Estudante lembra as horas de desespero cercada pela água

Carolina Bastos e Igor Carvalho - Do Portal

26/04/2011

Ricardo Fleury

O temporal da noite desta segunda-feira reavivou lembranças, medos e cenas com os quais o morador do Rio se habitou anos a fio. Madrugada adentro, a média de 99,7 milímetros por hora correspondeu ao volume pluviométrico de 40 dias. A área mais afetada foi a Zona Norte, principalmente Tijuca. Embora as consequências tenham sido menos graves do que as tragédias do Morro do Bumba, em Niterói, no ano passado, e da Região Serrana – que deixaram, oficialmente, 48 e 905 mortos – a chuvarada de ontem causou transtornos em vários pontos da cidade. Como o que tornou um pesadelo interminável a volta para casa da estudante de comunicação Daniella Fleury, de 19 anos.

Quando Daniella e a amiga Sofia Arruda saíram da PUC-Rio, pouco depois das 20h, a chuva já infernizava boa parte da cidade, mas ainda era difícil imaginar a aflição pela qual passariam nas horas seguintes. Ampliado pelo aguaceiro, o habitual congestionamento na Lagoa retardava além da conta o caminho até a Tijuca, onde mora com os pais. Ao chegar à Praça da Bandeira, Daniella percebeu que os sete quilômetros restantes até a casa dela se aproximavam de um rali. Poças gigantes, trechos alagados, carros abandonados. A cena – há décadas comum naquela área – era o prenúncio de noite de desespero.

– Achei que o meu carro passaria [pela água]. De repente, percebi que começava a boiar. Mesmo sem controlar direito a direção, consegui conduzi-lo até o canteiro próximo à praça. O carro ficou na grama, numa parte mais alta. Eu e Sofia decidimos ficar no veículo até a água baixar – conta a estudante. 

Daniella viu-se ilhada, como tantos ali já ficaram – e, a despeito das promessas de sucessivas administrações públicas, tantos outros provavelmente ainda ficarão. Ligou para o pai. "Fique tranquilo. Quando a água baixar, eu vou para casa", disse ela. Mas o nível d'água subia à medida que a chuva se intensificava noite adentro. O carro, um modelo compacto, resistiu ao mar no asfalto até quase meia-noite, quando a água já invadia os assentos. Não havia tempo para desolação. Era preciso deixar o veículo e buscar refúgio. "Nesta hora, pedi ajuda a motoristas de carros maiores", lembra. O abrigo numa caminhonete duraria pouco. Seria insuficiente para protegê-las do avanço da água.

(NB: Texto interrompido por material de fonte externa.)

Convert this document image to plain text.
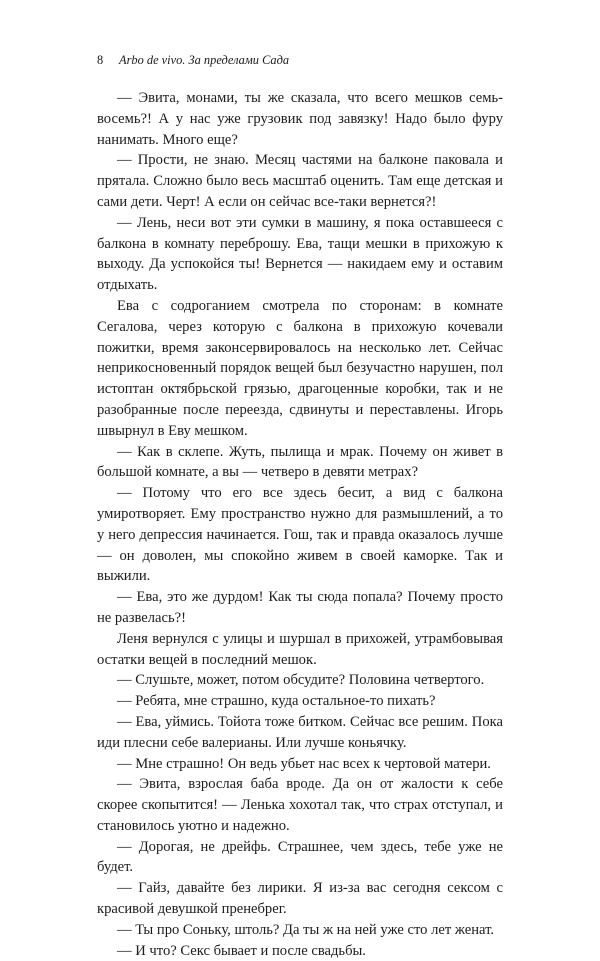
8 Arbo de vivo. За пределами Сада

— Эвита, монами, ты же сказала, что всего мешков семь-восемь?! А у нас уже грузовик под завязку! Надо было фуру нанимать. Много еще?

— Прости, не знаю. Месяц частями на балконе паковала и прятала. Сложно было весь масштаб оценить. Там еще детская и сами дети. Черт! А если он сейчас все-таки вернется?!

— Лень, неси вот эти сумки в машину, я пока оставшееся с балкона в комнату переброшу. Ева, тащи мешки в прихожую к выходу. Да успокойся ты! Вернется — накидаем ему и оставим отдыхать.

Ева с содроганием смотрела по сторонам: в комнате Сегалова, через которую с балкона в прихожую кочевали пожитки, время законсервировалось на несколько лет. Сейчас неприкосновенный порядок вещей был безучастно нарушен, пол истоптан октябрьской грязью, драгоценные коробки, так и не разобранные после переезда, сдвинуты и переставлены. Игорь швырнул в Еву мешком.

— Как в склепе. Жуть, пылища и мрак. Почему он живет в большой комнате, а вы — четверо в девяти метрах?

— Потому что его все здесь бесит, а вид с балкона умиротворяет. Ему пространство нужно для размышлений, а то у него депрессия начинается. Гош, так и правда оказалось лучше — он доволен, мы спокойно живем в своей каморке. Так и выжили.

— Ева, это же дурдом! Как ты сюда попала? Почему просто не развелась?!

Леня вернулся с улицы и шуршал в прихожей, утрамбовывая остатки вещей в последний мешок.

— Слушьте, может, потом обсудите? Половина четвертого.

— Ребята, мне страшно, куда остальное-то пихать?

— Ева, уймись. Тойота тоже битком. Сейчас все решим. Пока иди плесни себе валерианы. Или лучше коньячку.

— Мне страшно! Он ведь убьет нас всех к чертовой матери.

— Эвита, взрослая баба вроде. Да он от жалости к себе скорее скопытится! — Ленька хохотал так, что страх отступал, и становилось уютно и надежно.

— Дорогая, не дрейфь. Страшнее, чем здесь, тебе уже не будет.

— Гайз, давайте без лирики. Я из-за вас сегодня сексом с красивой девушкой пренебрег.

— Ты про Соньку, штоль? Да ты ж на ней уже сто лет женат.

— И что? Секс бывает и после свадьбы.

– Procuramos, então, um lugar ainda mais alto. Paramos na base do mastro da bandeira (que dá nome à praça). Estávamos com muito frio, por causa da chuva e do vento. Mal conseguia falar. Estávamos também com nojo, devido ao esgoto que nos cercava. Foi terrível. Por causa disso, voltamos para a caminhonete, mesmo alagada – justifica.

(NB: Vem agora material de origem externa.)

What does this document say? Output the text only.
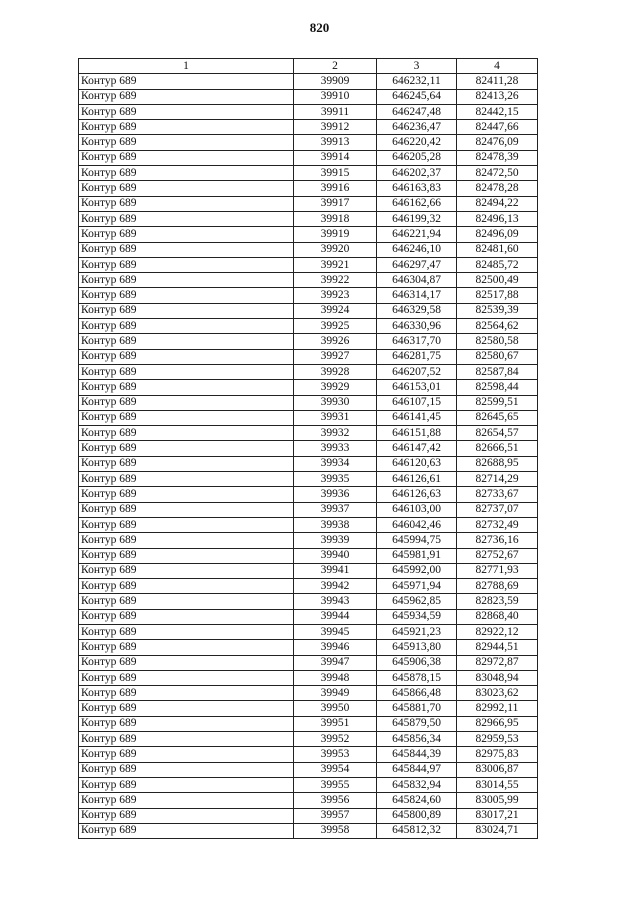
820
1	2	3	4
Контур 689	39909	646232,11	82411,28
Контур 689	39910	646245,64	82413,26
Контур 689	39911	646247,48	82442,15
Контур 689	39912	646236,47	82447,66
Контур 689	39913	646220,42	82476,09
Контур 689	39914	646205,28	82478,39
Контур 689	39915	646202,37	82472,50
Контур 689	39916	646163,83	82478,28
Контур 689	39917	646162,66	82494,22
Контур 689	39918	646199,32	82496,13
Контур 689	39919	646221,94	82496,09
Контур 689	39920	646246,10	82481,60
Контур 689	39921	646297,47	82485,72
Контур 689	39922	646304,87	82500,49
Контур 689	39923	646314,17	82517,88
Контур 689	39924	646329,58	82539,39
Контур 689	39925	646330,96	82564,62
Контур 689	39926	646317,70	82580,58
Контур 689	39927	646281,75	82580,67
Контур 689	39928	646207,52	82587,84
Контур 689	39929	646153,01	82598,44
Контур 689	39930	646107,15	82599,51
Контур 689	39931	646141,45	82645,65
Контур 689	39932	646151,88	82654,57
Контур 689	39933	646147,42	82666,51
Контур 689	39934	646120,63	82688,95
Контур 689	39935	646126,61	82714,29
Контур 689	39936	646126,63	82733,67
Контур 689	39937	646103,00	82737,07
Контур 689	39938	646042,46	82732,49
Контур 689	39939	645994,75	82736,16
Контур 689	39940	645981,91	82752,67
Контур 689	39941	645992,00	82771,93
Контур 689	39942	645971,94	82788,69
Контур 689	39943	645962,85	82823,59
Контур 689	39944	645934,59	82868,40
Контур 689	39945	645921,23	82922,12
Контур 689	39946	645913,80	82944,51
Контур 689	39947	645906,38	82972,87
Контур 689	39948	645878,15	83048,94
Контур 689	39949	645866,48	83023,62
Контур 689	39950	645881,70	82992,11
Контур 689	39951	645879,50	82966,95
Контур 689	39952	645856,34	82959,53
Контур 689	39953	645844,39	82975,83
Контур 689	39954	645844,97	83006,87
Контур 689	39955	645832,94	83014,55
Контур 689	39956	645824,60	83005,99
Контур 689	39957	645800,89	83017,21
Контур 689	39958	645812,32	83024,71
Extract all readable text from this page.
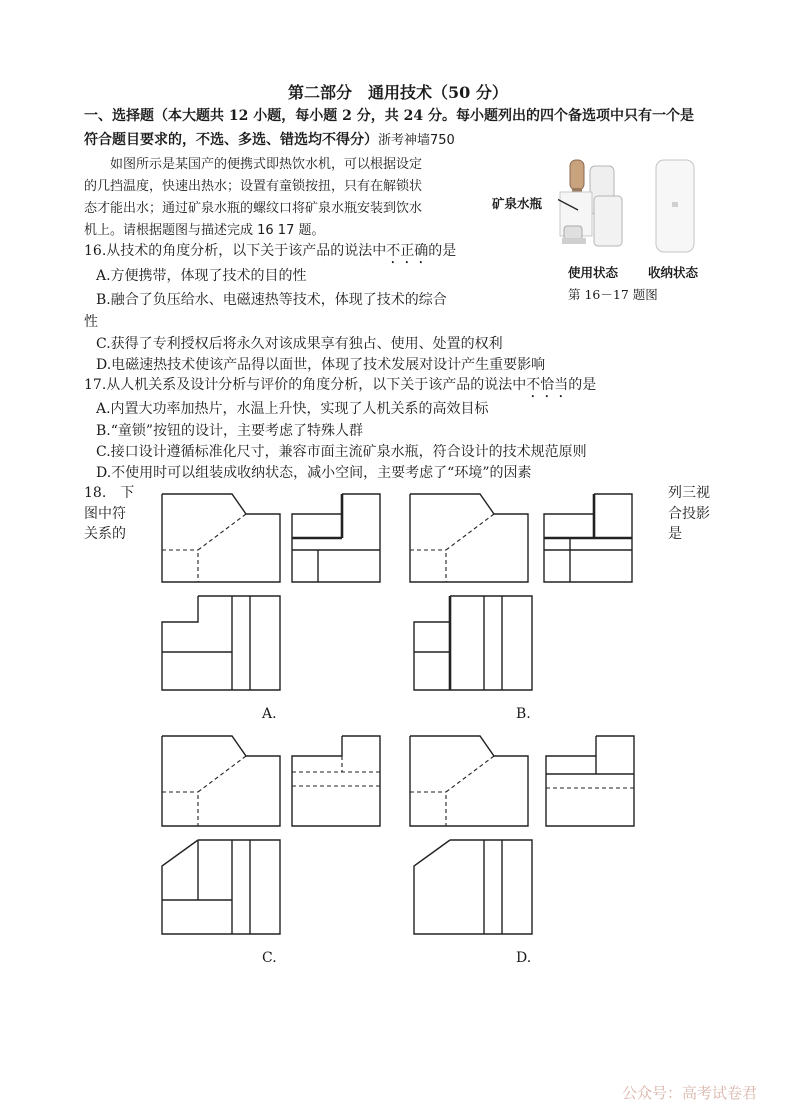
第二部分　通用技术（50 分）
一、选择题（本大题共 12 小题，每小题 2 分，共 24 分。每小题列出的四个备选项中只有一个是
符合题目要求的，不选、多选、错选均不得分）浙考神墙750
如图所示是某国产的便携式即热饮水机，可以根据设定
的几挡温度，快速出热水；设置有童锁按扭，只有在解锁状
态才能出水；通过矿泉水瓶的螺纹口将矿泉水瓶安装到饮水
机上。请根据题图与描述完成 16 17 题。
矿泉水瓶
使用状态 收纳状态
第 16－17 题图
16.从技术的角度分析，以下关于该产品的说法中不正确的是
A.方便携带，体现了技术的目的性
B.融合了负压给水、电磁速热等技术，体现了技术的综合
性
C.获得了专利授权后将永久对该成果享有独占、使用、处置的权利
D.电磁速热技术使该产品得以面世，体现了技术发展对设计产生重要影响
17.从人机关系及设计分析与评价的角度分析，以下关于该产品的说法中不恰当的是
A.内置大功率加热片，水温上升快，实现了人机关系的高效目标
B.“童锁”按钮的设计，主要考虑了特殊人群
C.接口设计遵循标准化尺寸，兼容市面主流矿泉水瓶，符合设计的技术规范原则
D.不使用时可以组装成收纳状态，减小空间，主要考虑了“环境”的因素
18.　下
图中符
关系的
列三视
合投影
是
A.	B.
C.	D.
公众号：高考试卷君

Eram três da manhã. A aflição multiplicava-se por motoristas e pedestres. Uns arriscavam transpor o aguaceiro, outros abandonavam os carros (alguns boiavam). Havia até aqueles que nadavam atrás de abrigo. "Fiquei muito assustada. Para me tranquilizar, lembrava que já visto (pela TV) situações piores".

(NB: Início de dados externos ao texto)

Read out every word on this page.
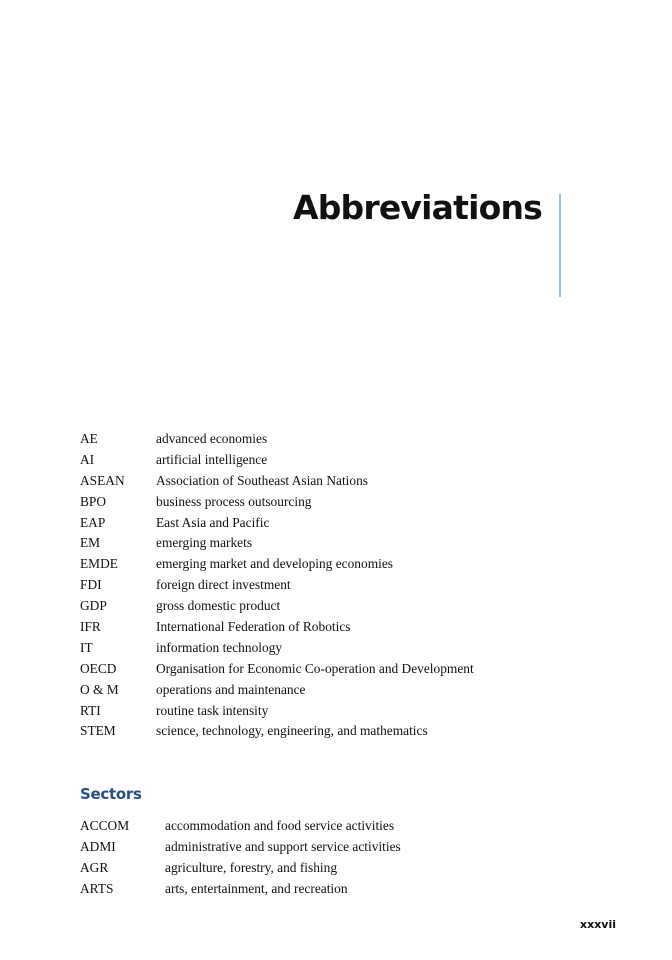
Abbreviations
AE	advanced economies
AI	artificial intelligence
ASEAN	Association of Southeast Asian Nations
BPO	business process outsourcing
EAP	East Asia and Pacific
EM	emerging markets
EMDE	emerging market and developing economies
FDI	foreign direct investment
GDP	gross domestic product
IFR	International Federation of Robotics
IT	information technology
OECD	Organisation for Economic Co-operation and Development
O & M	operations and maintenance
RTI	routine task intensity
STEM	science, technology, engineering, and mathematics
Sectors
ACCOM	accommodation and food service activities
ADMI	administrative and support service activities
AGR	agriculture, forestry, and fishing
ARTS	arts, entertainment, and recreation
xxxvii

O socorro chegaria às cinco da manhã. O pai de Daniella, Ricardo Fleury, decidiu resgatá-la por conta própria. Foi de carro "até onde deu" e depois pegou um ônibus até a Praça da Bandeira. Próximo ao destino, o coletivo caiu num buraco submerso e os passageiros tiveram de desembarcar. Para encontrar a filha, Ricardo enfrentou cem metros alagados.

– A água ficou na altura pescoço dele. Até chegarmos ao meu carro, andamos com água na cintura. Mas, a essa altura, a chuva já tinha diminuído. Com uma garrafa pet, tiramos a água do carro e conseguimos saí de lá por volta das seis horas. Ou seja, hoje de manhã.

O prefeito Eduardo Paes afirmou que “a construção de piscinões na Praça da Bandeira é um projeto de mais de 200 milhões de reais”. Segundo ele, a obra já foi aprovada para integrar o PAC, mas ainda aguarda liberação do governo federal. Deverá durar de dois anos e meio a três anos. Paes disse ainda que "a prefeitura vem buscando manter os rios que passam pela região (Trapicheiro, Joana e Maracanã) limpos e dragados, para tentar evitar o transtorno mais imediato”.

A terça-feira ficará nublada, com possibilidade de chuvas de moderadas a fortes (entre 10 a 30 milímetros). Segundo a meteorologista do Climatempo Josélia Pegorin, “não há risco de ocorrer tempestades como a de ontem”. A frente fria que provocou a intensa chuva já se afastou da cidade. A partir de quarta-feira, o sol volta, mas entre nuvens. Para o fim de semana, a previsão é de sol forte.